With the backdrop of the disputed and controversial Catalonian independence referendum and the subsequent violent reaction of Spanish authorities, FC Barcelona hosted Las Palmas in an empty stadium.
In this eerie atmosphere, with supporters locked out, you could hear every kick, every shout, and almost every thought in the match. That Barcelona won the match 3-0 is but a mere byline on a sad weekend in the Catalan capital and all of Spain.
Amidst the shouts for independence, the waving of Catalan and republican flags, and the mentioning of Francoist Spain, you almost thought you were transported back into the 1930’s. But it’s 2017, and as is so often the case with FC Barcelona, sports and politics mixed in every action the club undertook a few Sundays ago.
Even the playing of the match was divisive, as club vice president, Carles Vilarrubi and head of the medical department, Jordi Mones, both resigned from their posts following the decision by club president, Josep Maria Bartomeu, to go ahead with the match.
Barcelona's anthem blares, teams come out pic.twitter.com/6jCeqWPXsJ
— Sid Lowe (@sidlowe) October 1, 2017
Many Barcelona fans were also unhappy about the decision to play, preferring instead to take the six-point deduction as punishment for refusing to play. Later that day you saw Spanish flags being flown in Real Madrid’s match against Espanyol, as a sign of Spanish unity.
Former Barcelona greats Xavi, Carles Puyol and Pep Guardiola voiced their support for the referendum and against the actions of the national police and civil guard. Gerard Piqué called it the “worst day” of his life.
The Camp Nou has seen many calls for independence over the years, most notably when the chants that erupt at minute 17 and 14 seconds of every home match, commemorating the year 1714 and the fall of Barcelona during the War of the Spanish Succession.

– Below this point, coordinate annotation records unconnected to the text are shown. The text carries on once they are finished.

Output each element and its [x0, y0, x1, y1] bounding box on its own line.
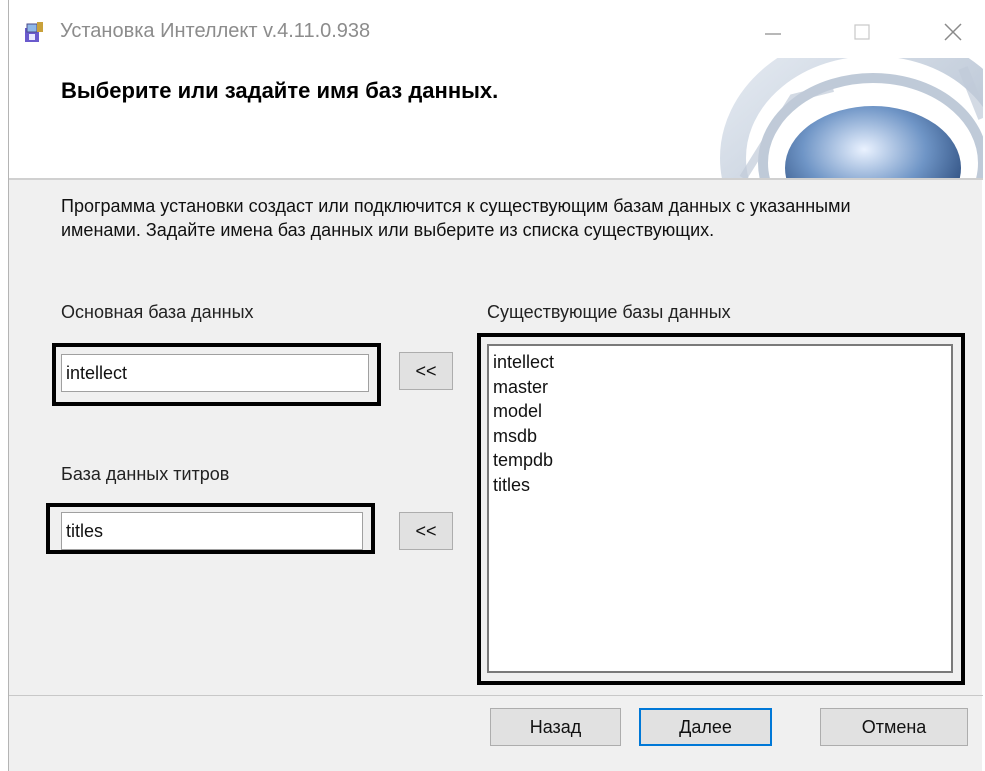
installer-window: Установка Интеллект v.4.11.0.938 Выберит…	[8, 0, 983, 771]
list-item[interactable]: intellect	[493, 350, 951, 375]
maximize-icon	[854, 24, 870, 40]
installer-app-icon	[25, 22, 43, 42]
titles-db-input[interactable]: titles	[61, 512, 363, 550]
titles-db-select-button[interactable]: <<	[399, 512, 453, 550]
list-item[interactable]: titles	[493, 473, 951, 498]
list-item[interactable]: msdb	[493, 424, 951, 449]
list-item[interactable]: tempdb	[493, 448, 951, 473]
back-button[interactable]: Назад	[490, 708, 621, 746]
cancel-button[interactable]: Отмена	[820, 708, 968, 746]
banner-decoration	[720, 58, 983, 178]
list-item[interactable]: model	[493, 399, 951, 424]
minimize-icon	[765, 33, 781, 35]
titles-db-label: База данных титров	[61, 464, 230, 484]
minimize-button[interactable]	[753, 14, 793, 50]
existing-db-label: Существующие базы данных	[487, 302, 731, 322]
existing-db-list[interactable]: intellect master model msdb tempdb title…	[487, 344, 953, 673]
page-heading: Выберите или задайте имя баз данных.	[61, 78, 499, 103]
next-button[interactable]: Далее	[639, 708, 772, 746]
window-title: Установка Интеллект v.4.11.0.938	[60, 20, 371, 42]
main-db-label: Основная база данных	[61, 302, 254, 322]
footer-divider	[9, 695, 983, 696]
list-item[interactable]: master	[493, 375, 951, 400]
main-db-input[interactable]: intellect	[61, 354, 369, 392]
maximize-button[interactable]	[842, 14, 882, 50]
close-icon	[944, 23, 962, 41]
description-text: Программа установки создаст или подключи…	[61, 196, 851, 240]
title-bar: Установка Интеллект v.4.11.0.938	[9, 0, 983, 58]
header-banner: Выберите или задайте имя баз данных.	[9, 58, 983, 180]
close-button[interactable]	[933, 14, 973, 50]
main-db-select-button[interactable]: <<	[399, 352, 453, 390]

This entire referendum is a messy situation that was mishandled by both parties, who are deeply entrenched in their political camps. That being said, nothing excuses the heavy-handed and violent reaction from the national police and civil guard.
There is no immediate resolution in sight, with the European Union calling for calm and a constructive dialogue. Needless to say, we haven’t seen the last of this subject and it is a process and political conflict that will stay around for the foreseeable future.

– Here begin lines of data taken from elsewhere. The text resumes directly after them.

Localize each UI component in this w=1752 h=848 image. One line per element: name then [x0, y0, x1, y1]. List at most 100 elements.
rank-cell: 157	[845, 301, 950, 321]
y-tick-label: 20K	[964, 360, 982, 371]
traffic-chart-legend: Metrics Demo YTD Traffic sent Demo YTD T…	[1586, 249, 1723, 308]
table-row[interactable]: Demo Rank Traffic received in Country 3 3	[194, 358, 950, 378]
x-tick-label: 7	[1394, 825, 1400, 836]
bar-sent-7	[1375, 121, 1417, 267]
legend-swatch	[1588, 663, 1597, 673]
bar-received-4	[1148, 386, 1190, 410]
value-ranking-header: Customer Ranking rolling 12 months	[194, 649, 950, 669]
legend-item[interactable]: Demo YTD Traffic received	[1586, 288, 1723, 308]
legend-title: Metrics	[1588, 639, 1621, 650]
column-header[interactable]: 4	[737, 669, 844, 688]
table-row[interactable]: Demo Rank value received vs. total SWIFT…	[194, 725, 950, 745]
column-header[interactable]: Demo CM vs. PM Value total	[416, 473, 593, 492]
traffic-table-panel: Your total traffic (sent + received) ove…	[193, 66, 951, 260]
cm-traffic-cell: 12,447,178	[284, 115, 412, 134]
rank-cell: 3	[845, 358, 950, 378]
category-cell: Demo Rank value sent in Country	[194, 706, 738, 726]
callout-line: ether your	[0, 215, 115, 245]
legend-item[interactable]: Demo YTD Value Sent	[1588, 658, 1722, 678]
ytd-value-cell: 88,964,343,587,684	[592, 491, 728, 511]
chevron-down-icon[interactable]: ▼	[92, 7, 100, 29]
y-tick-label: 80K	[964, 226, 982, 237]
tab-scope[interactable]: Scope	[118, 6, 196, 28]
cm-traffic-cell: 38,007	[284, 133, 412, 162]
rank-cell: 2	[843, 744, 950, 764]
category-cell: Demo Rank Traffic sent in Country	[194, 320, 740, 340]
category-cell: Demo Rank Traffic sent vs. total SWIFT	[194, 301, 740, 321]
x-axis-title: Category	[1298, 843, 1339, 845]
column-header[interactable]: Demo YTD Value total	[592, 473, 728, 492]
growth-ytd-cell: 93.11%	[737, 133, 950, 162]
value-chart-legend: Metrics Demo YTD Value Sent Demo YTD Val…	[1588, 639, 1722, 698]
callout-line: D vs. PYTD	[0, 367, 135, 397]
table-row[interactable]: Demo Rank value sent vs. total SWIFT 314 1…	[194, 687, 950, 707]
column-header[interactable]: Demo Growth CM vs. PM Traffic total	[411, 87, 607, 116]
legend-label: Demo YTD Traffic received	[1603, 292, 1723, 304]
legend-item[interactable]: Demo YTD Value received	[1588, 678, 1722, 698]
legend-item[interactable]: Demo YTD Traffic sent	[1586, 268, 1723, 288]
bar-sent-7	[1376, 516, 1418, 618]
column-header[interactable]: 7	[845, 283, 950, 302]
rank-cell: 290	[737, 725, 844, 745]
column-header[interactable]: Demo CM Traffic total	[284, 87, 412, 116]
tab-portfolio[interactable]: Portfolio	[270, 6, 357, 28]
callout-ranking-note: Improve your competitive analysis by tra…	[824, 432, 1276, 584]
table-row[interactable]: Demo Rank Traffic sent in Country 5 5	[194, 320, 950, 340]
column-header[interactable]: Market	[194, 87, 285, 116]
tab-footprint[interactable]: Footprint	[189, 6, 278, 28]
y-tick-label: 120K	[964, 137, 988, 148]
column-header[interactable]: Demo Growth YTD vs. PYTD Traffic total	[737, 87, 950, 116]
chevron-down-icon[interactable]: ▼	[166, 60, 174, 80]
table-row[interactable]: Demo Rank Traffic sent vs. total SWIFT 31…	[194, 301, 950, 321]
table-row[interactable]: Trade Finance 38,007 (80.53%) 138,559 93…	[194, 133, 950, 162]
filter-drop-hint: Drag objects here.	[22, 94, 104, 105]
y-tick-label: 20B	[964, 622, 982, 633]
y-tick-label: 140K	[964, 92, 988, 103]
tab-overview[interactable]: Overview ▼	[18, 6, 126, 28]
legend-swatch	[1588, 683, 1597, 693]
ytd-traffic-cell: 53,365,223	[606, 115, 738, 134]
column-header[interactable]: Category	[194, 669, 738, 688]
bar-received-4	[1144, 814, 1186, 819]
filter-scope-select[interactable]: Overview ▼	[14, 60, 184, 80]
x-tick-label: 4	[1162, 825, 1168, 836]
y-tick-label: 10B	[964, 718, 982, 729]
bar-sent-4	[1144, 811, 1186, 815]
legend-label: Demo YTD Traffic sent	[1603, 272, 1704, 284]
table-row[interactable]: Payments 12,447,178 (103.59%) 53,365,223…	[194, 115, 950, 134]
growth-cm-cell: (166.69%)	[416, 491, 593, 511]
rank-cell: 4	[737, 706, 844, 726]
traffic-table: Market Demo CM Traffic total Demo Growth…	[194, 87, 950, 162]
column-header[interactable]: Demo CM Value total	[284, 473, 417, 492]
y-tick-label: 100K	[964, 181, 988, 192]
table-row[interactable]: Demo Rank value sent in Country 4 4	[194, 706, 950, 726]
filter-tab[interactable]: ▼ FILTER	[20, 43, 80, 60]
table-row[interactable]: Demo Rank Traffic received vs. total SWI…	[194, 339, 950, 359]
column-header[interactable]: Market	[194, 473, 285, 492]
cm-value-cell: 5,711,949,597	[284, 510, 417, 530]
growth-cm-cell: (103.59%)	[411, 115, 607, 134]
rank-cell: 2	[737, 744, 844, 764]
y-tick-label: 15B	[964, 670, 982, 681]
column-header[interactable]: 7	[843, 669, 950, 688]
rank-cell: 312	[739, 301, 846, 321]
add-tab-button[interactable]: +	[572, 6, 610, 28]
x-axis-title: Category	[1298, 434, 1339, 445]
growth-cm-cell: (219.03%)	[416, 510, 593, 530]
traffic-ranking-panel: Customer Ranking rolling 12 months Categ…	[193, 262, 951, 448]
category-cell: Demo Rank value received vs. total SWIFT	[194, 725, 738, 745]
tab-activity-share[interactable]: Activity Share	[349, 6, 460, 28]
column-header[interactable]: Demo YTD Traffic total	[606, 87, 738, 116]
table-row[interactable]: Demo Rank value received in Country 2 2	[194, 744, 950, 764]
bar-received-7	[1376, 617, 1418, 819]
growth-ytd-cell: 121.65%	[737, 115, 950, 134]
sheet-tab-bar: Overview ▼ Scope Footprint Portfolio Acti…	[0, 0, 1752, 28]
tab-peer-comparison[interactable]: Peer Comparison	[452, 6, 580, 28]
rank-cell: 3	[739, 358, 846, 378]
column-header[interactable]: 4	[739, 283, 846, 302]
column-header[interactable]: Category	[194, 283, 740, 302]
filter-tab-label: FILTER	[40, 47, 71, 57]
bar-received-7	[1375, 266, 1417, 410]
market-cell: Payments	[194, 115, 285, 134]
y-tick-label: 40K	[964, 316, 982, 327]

In other parts of Spain, there was football being played. Real Betis and Real Sociedad delivered an immensely entertaining match with a 4-4 final score line.
Valencia continued their revival under Marcelino, defeating Athletic Bilbao 3-2. Atletico Madrid once again failed to defeat Leganes away from home, and if it wasn’t for Jan Oblak in goal, they would have lost the tie.
Meanwhile, their cross-city rivals, Real Madrid, finally recorded a home victory in an uninspiring 2-0 win over Espanyol.
Celta Vigo – Girona 3:3
Deportivo La Coruña – Getafe 2:1
Sevilla – Malaga 2:0
Levante – Alaves 0:2
Leganes – Atletico Madrid 0:0
Real Sociedad – Real Betis 4:4
Barcelona – Las Palmas 3:0
Villareal – Eibar 3:0
Valencia – Athletic Bilbao 3:2
Real Madrid – Espanyol 2:0
Following this latest international break, we will see two very big fixtures — on Saturday, Barcelona travel to Madrid in their first major test of the season against Atletico, whereas the following day, the surprising Real Betis host a resurgent Valencia.